Meine Damen und Herren, zur Vorbemerkung der Antwort. In der Tat haben wir große Überschneidungen. Ich stimme absolut zu, dass die Ersatzschulen ein Experimentierfeld sind und genauso Schrittmacher neuer Bildungsideen. Viele Schulen sind eine wichtige Ergänzung zum öffentlichen Schulwesen.
Genauso stimme ich zu, dass die Länder natürlich die grundgesetzliche Verpflichtung haben, Schulen in freier Trägerschaft, die staatlich anerkannten Ersatzschulen, finanziell zu unterstützen. Diese Förderpflicht erfüllt das Land Hessen durch die Zahlung von Finanzhilfen nach dem Ersatzschulfinanzierungsgesetz.

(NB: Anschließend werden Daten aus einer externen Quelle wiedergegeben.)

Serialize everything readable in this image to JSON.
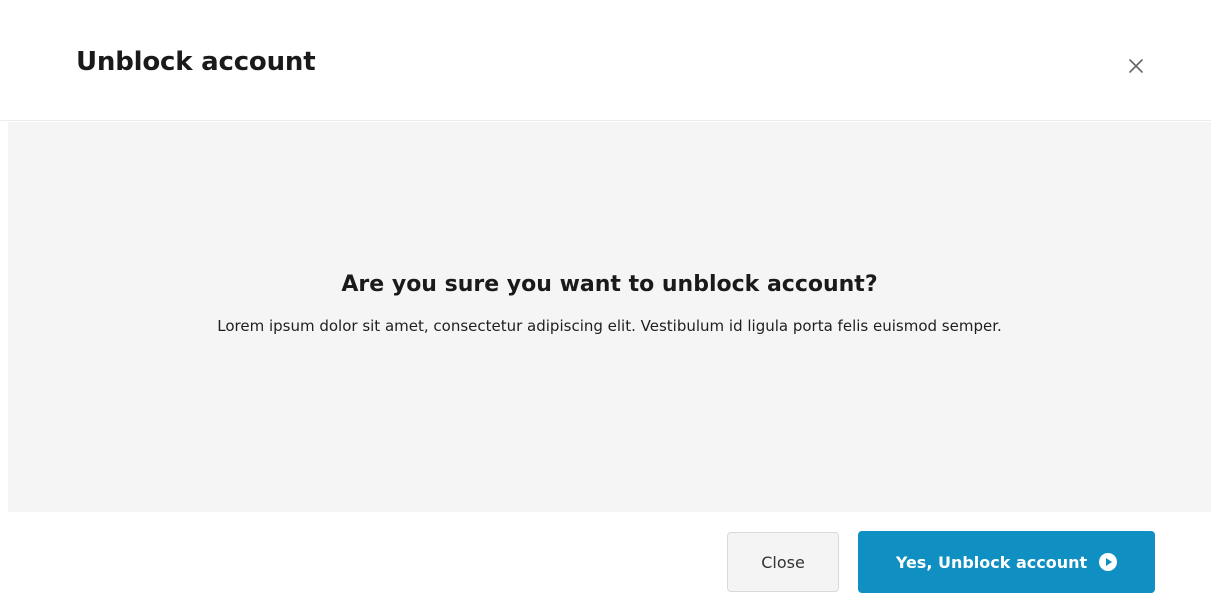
{
  "dialog": {
    "title": "Unblock account",
    "close_icon": "close-icon"
  },
  "body": {
    "question": "Are you sure you want to unblock account?",
    "description": "Lorem ipsum dolor sit amet, consectetur adipiscing elit. Vestibulum id ligula porta felis euismod semper."
  },
  "footer": {
    "close_label": "Close",
    "confirm_label": "Yes, Unblock account",
    "confirm_icon": "play-circle-icon"
  },
  "colors": {
    "primary": "#0f8fc2",
    "body_background": "#f5f5f5",
    "secondary_button": "#f4f4f4"
  }
}
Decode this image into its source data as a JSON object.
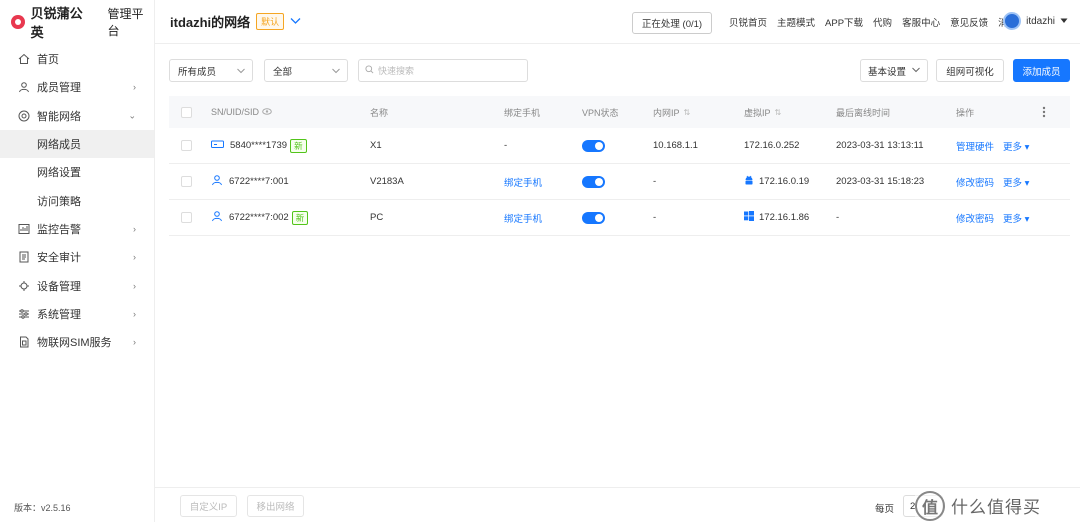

Kommen wir zu den konkreten Zahlen und der Perspektive. Wir haben – für die, die sich nicht so gut auskennen und keine Zeit hatten, das zu lesen – 199 Ersatzschulen. In den vergangenen zehn Jahren wurden 72 neu gegründet. 22 bestehende Schulen wurden erweitert. Der Trend sieht so aus, dass wir im Jahr 2013 noch 51.445 Schüler hatten, die diese Schulen besucht haben. Das Kultusministerium geht davon aus, dass es sich bis 2018 auf 56.220 und bis 2020 auf über 57.000, fast 58.000 erhöht, also 7,5 % der Schülerschaft. Das ist ein erheblicher Anstieg, und das alles bei insgesamt sinkenden Schülerzahlen. Das ist bedenklich und lässt darüber nachdenken, ob die Attraktivität des öffentlichen Schulwesens nachlässt.